Bölüm 3

169 9 0
                                        

Yiğit, adeta kapkaranlık bir kuyuda tek başına ne yapacağını bilmez bir şekilde gece bitsin diye dua ediyordu. Karakolun önünde avukat Ayhan beyi bekliyor bir yandan da Mehmet beyin ceset torbasındaki görüntüsünü unutmaya çalışıyordu. İhtiyar son dersini sağlam vermişti: Kaybedecek çok şeyin varken ASLA büyük oynama! Bundan sonra gelişecek olaylar onu çok korkutuyordu. Cebinde iki mektup vardı; bu mektupları polise söylemedi. Ne de olsa otel kameralarından olayın intihar olduğu apaçık ortadaydı. Cebindeki bu iki mektup hayatının akışını değiştirecekti, hissediyordu. İyi bir satranç oyuncusu olan Mehmet Bey dört hamle öncesini hesap etmeden oynamazdı. İşin kötü yanı mektupta yazılanları yapmak zorunda olmasıydı; Mehmet beye kimsenin anlayamayacağı bir vefa borcu vardı. O buhranlar içinde kıvranırken, gözlerindeki acıyı görmüş elinden tutmuş onu zirveye taşımıştı. Hiçbir kan bağı olmadan, karşılığında hiçbir şey beklemeden sanki onun evladıymış gibi yardım etmişti ona. Sıra ona geldiğinde neyse yapılması gereken yapmalıydı, hiç tereddüt etmeden de yapacaktı. Bu yüzden çok korkuyordu o mektubu okumaktan. Korkunun ecele bir faydası yok dedi ve oturduğu bankta sağına soluna bakarak mektubu dikkatlice okudu. Tahmin ettiği gibi olmuştu, Mehmet bey hayatının ortasına bombayı bırakıp gitmişti. Okudukça kamburu çıktı, kaşları kalktı. Son cümlede el yazısıyla yazılmış kâğıt parçasına boş gözlerle bakakaldı. Derin bir nefes alarak "peki ihtiyar sen nasıl istiyorsan "dedi.
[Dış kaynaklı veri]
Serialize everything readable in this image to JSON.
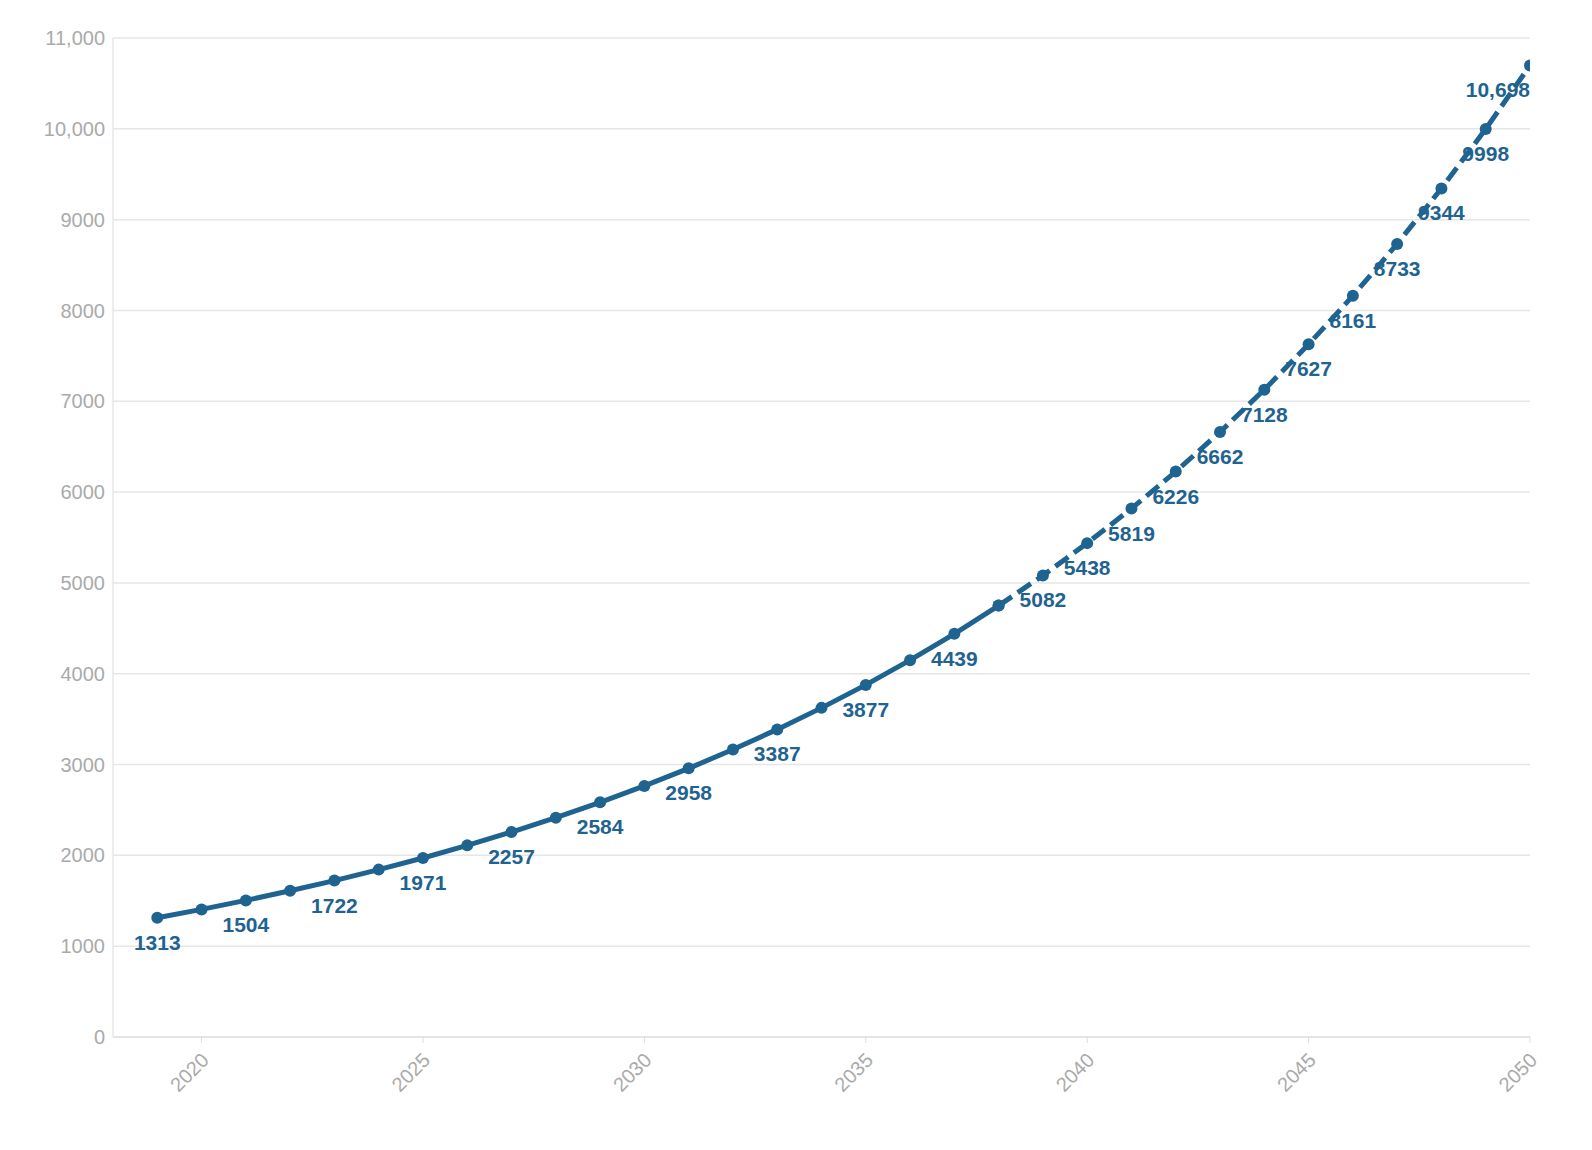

Avukat Ayhan Bey ne zamandır onu izliyordu, bilmiyordu. Göz göze geldiklerinde "bana da bir mail atmış, yetişmeye çalıştım ama başaramadım dedi. Ayhan Bey Mehmet beyin yaşlarında ondan daha fit kendine bakan karizmatik bir adamdı. Üniversiteyi beraber okumuş, aynı evi paylaşmışlardı. Ayhan Bey memur çocuğuydu, bazen kiraları ödeyemez faturaları ise geciktirirdi. Bu zamanlarda Mehmet Bey hiç sesini çıkarmaz, sessizce borçları kapatırdı. Mehmet Bey varlıklı bir ailenin çocuğu olduğunu okul bitene kadar hiç söylemedi. Bunu bir ayrıcalık gibi görmüyordu hatta bu durumun kişilik gelişimi için olumsuz bir durum olduğunu iddia ediyordu. Okul bittiğinde Ayhan beyle beraber bir yazıhane açmış, çok çalışmış çok başarılı olmuşlardı. Ama genlerindeki ticaret ruhu ağır basmış, baba mesleğini modernleştirerek bir finans şirketi açmıştı. Soyadını ilk defa o zaman kullanmıştı. Evlerine gittiği amcalar ağabeyler parasını değerlendirmesi için hiç tereddüt etmeden ona gelmişler ve hep kazanmışlardı. 10 yıl sonra ailesininkine yakın hatırı sayılır bir servet edinmişti. Bu dönem de bile Ayhan beyi bırakmamış dostlukları daim olmuştu. Ayhan Bey, Mehmet Beyin bu zamansız ve acı ölümü karşısında sarsılmak yerine Melis'e kol kanat germeye karar vermişti.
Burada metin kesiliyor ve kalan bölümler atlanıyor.